Updated: May 19, 2022

WESTERN BUREAU:


Dr Luz Longsworth, retired pro-vice-chancellor and principal of The University of the West Indies Open Campus, wants Government and private sector leaders to collaborate in building hospital wings that will provide dedicated and specialised healthcare and training for front-line workers.


Longsworth, now a leadership specialist, made the call while addressing a function put on by the Montego Bay Chamber of Commerce and Industry, in collaboration with Sarah’s Children, to honour 32 front-line workers in St James.

“We are not able to set up full hospitals, but perhaps we could look at wings of our public hospitals that would give some priority to our front-line workers’ healthcare and their families as they continue to take care of us,” said Longsworth. “It’s one way of us taking care of them.”

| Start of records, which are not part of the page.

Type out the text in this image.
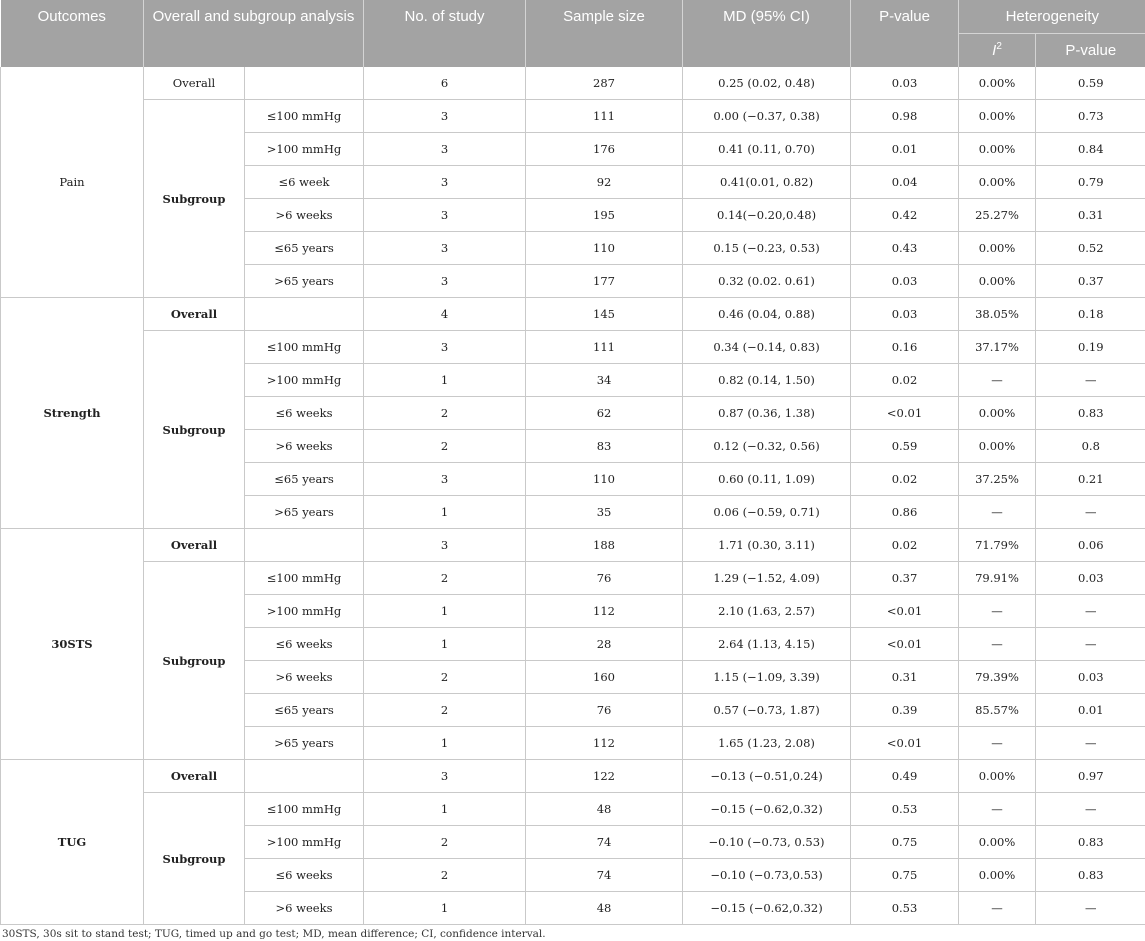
Outcomes	Overall and subgroup analysis		No. of study	Sample size	MD (95% CI)	P-value	Heterogeneity	
							$I^2$	P-value
Pain	Overall		6	287	0.25 (0.02, 0.48)	0.03	0.00%	0.59
	Subgroup	≤100 mmHg	3	111	0.00 (−0.37, 0.38)	0.98	0.00%	0.73
		>100 mmHg	3	176	0.41 (0.11, 0.70)	0.01	0.00%	0.84
		≤6 week	3	92	0.41(0.01, 0.82)	0.04	0.00%	0.79
		>6 weeks	3	195	0.14(−0.20,0.48)	0.42	25.27%	0.31
		≤65 years	3	110	0.15 (−0.23, 0.53)	0.43	0.00%	0.52
		>65 years	3	177	0.32 (0.02. 0.61)	0.03	0.00%	0.37
Strength	Overall		4	145	0.46 (0.04, 0.88)	0.03	38.05%	0.18
	Subgroup	≤100 mmHg	3	111	0.34 (−0.14, 0.83)	0.16	37.17%	0.19
		>100 mmHg	1	34	0.82 (0.14, 1.50)	0.02	—	—
		≤6 weeks	2	62	0.87 (0.36, 1.38)	<0.01	0.00%	0.83
		>6 weeks	2	83	0.12 (−0.32, 0.56)	0.59	0.00%	0.8
		≤65 years	3	110	0.60 (0.11, 1.09)	0.02	37.25%	0.21
		>65 years	1	35	0.06 (−0.59, 0.71)	0.86	—	—
30STS	Overall		3	188	1.71 (0.30, 3.11)	0.02	71.79%	0.06
	Subgroup	≤100 mmHg	2	76	1.29 (−1.52, 4.09)	0.37	79.91%	0.03
		>100 mmHg	1	112	2.10 (1.63, 2.57)	<0.01	—	—
		≤6 weeks	1	28	2.64 (1.13, 4.15)	<0.01	—	—
		>6 weeks	2	160	1.15 (−1.09, 3.39)	0.31	79.39%	0.03
		≤65 years	2	76	0.57 (−0.73, 1.87)	0.39	85.57%	0.01
		>65 years	1	112	1.65 (1.23, 2.08)	<0.01	—	—
TUG	Overall		3	122	−0.13 (−0.51,0.24)	0.49	0.00%	0.97
	Subgroup	≤100 mmHg	1	48	−0.15 (−0.62,0.32)	0.53	—	—
		>100 mmHg	2	74	−0.10 (−0.73, 0.53)	0.75	0.00%	0.83
		≤6 weeks	2	74	−0.10 (−0.73,0.53)	0.75	0.00%	0.83
		>6 weeks	1	48	−0.15 (−0.62,0.32)	0.53	—	—
30STS, 30s sit to stand test; TUG, timed up and go test; MD, mean difference; CI, confidence interval.
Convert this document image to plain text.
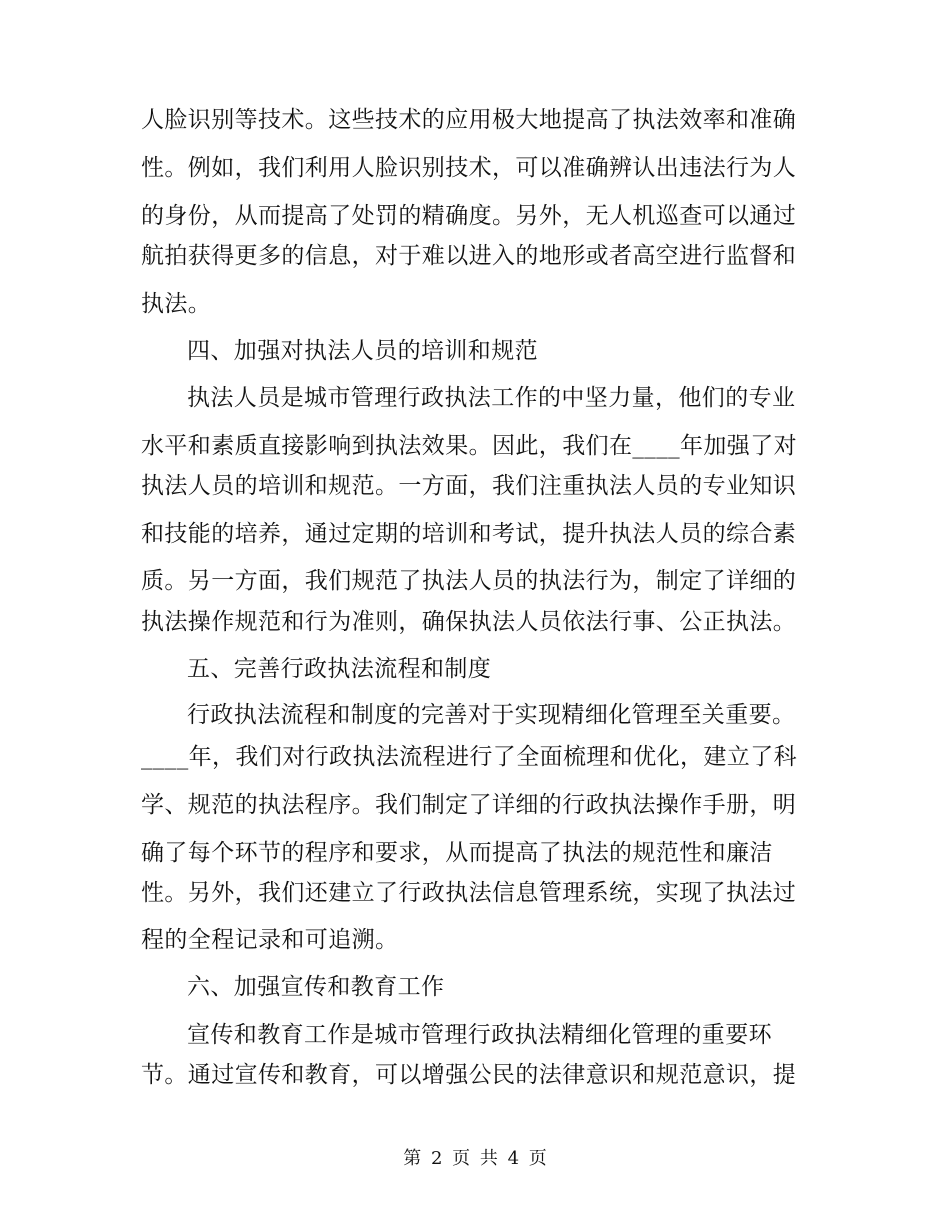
人脸识别等技术。这些技术的应用极大地提高了执法效率和准确
性。例如，我们利用人脸识别技术，可以准确辨认出违法行为人
的身份，从而提高了处罚的精确度。另外，无人机巡查可以通过
航拍获得更多的信息，对于难以进入的地形或者高空进行监督和
执法。
四、加强对执法人员的培训和规范
执法人员是城市管理行政执法工作的中坚力量，他们的专业
水平和素质直接影响到执法效果。因此，我们在____年加强了对
执法人员的培训和规范。一方面，我们注重执法人员的专业知识
和技能的培养，通过定期的培训和考试，提升执法人员的综合素
质。另一方面，我们规范了执法人员的执法行为，制定了详细的
执法操作规范和行为准则，确保执法人员依法行事、公正执法。
五、完善行政执法流程和制度
行政执法流程和制度的完善对于实现精细化管理至关重要。
____年，我们对行政执法流程进行了全面梳理和优化，建立了科
学、规范的执法程序。我们制定了详细的行政执法操作手册，明
确了每个环节的程序和要求，从而提高了执法的规范性和廉洁
性。另外，我们还建立了行政执法信息管理系统，实现了执法过
程的全程记录和可追溯。
六、加强宣传和教育工作
宣传和教育工作是城市管理行政执法精细化管理的重要环
节。通过宣传和教育，可以增强公民的法律意识和规范意识，提
第 2 页 共 4 页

Acknowledging that the country has serious demands on all its resources, Longsworth said the Government should consider advancing that concept.


Citing the model of the Walter Reid Medical Center in the United States, which specialises in training nurses and doctors with military service, which also gives priority to their peers when they are injured, Longsworth said that an investment in building out hospital wings is one of several ways of honouring and caring for the country’s front-line workers.


“What better investment can there be than in training our front-line workers and also caring for their needs, so that they can continue to care for us?” asked Longworth. “I urge the private sector and the Government to work together to develop a system that would provide that kind of care for our front-line workers.”


According to Longsworth, front-line workers are like shields, while at the same time are warriors as they battle through challenges to care of the nation.


Longsworth’s appeal comes months after Prime Minister Andrew Holness shot down a similar call from Patsy Edwards-Henry, president of the Nurses Association of Jamaica, whose members are constantly expressing frustration in watching their colleagues die, after being infected with COVID-19, while treating and caring for infected patients.


“I think that is something that we can consider because we have seen in other societies, during wars, where hospitals were set up for war veterans and their families, mostly to give special care, but for training in that special field,” added Longsworth.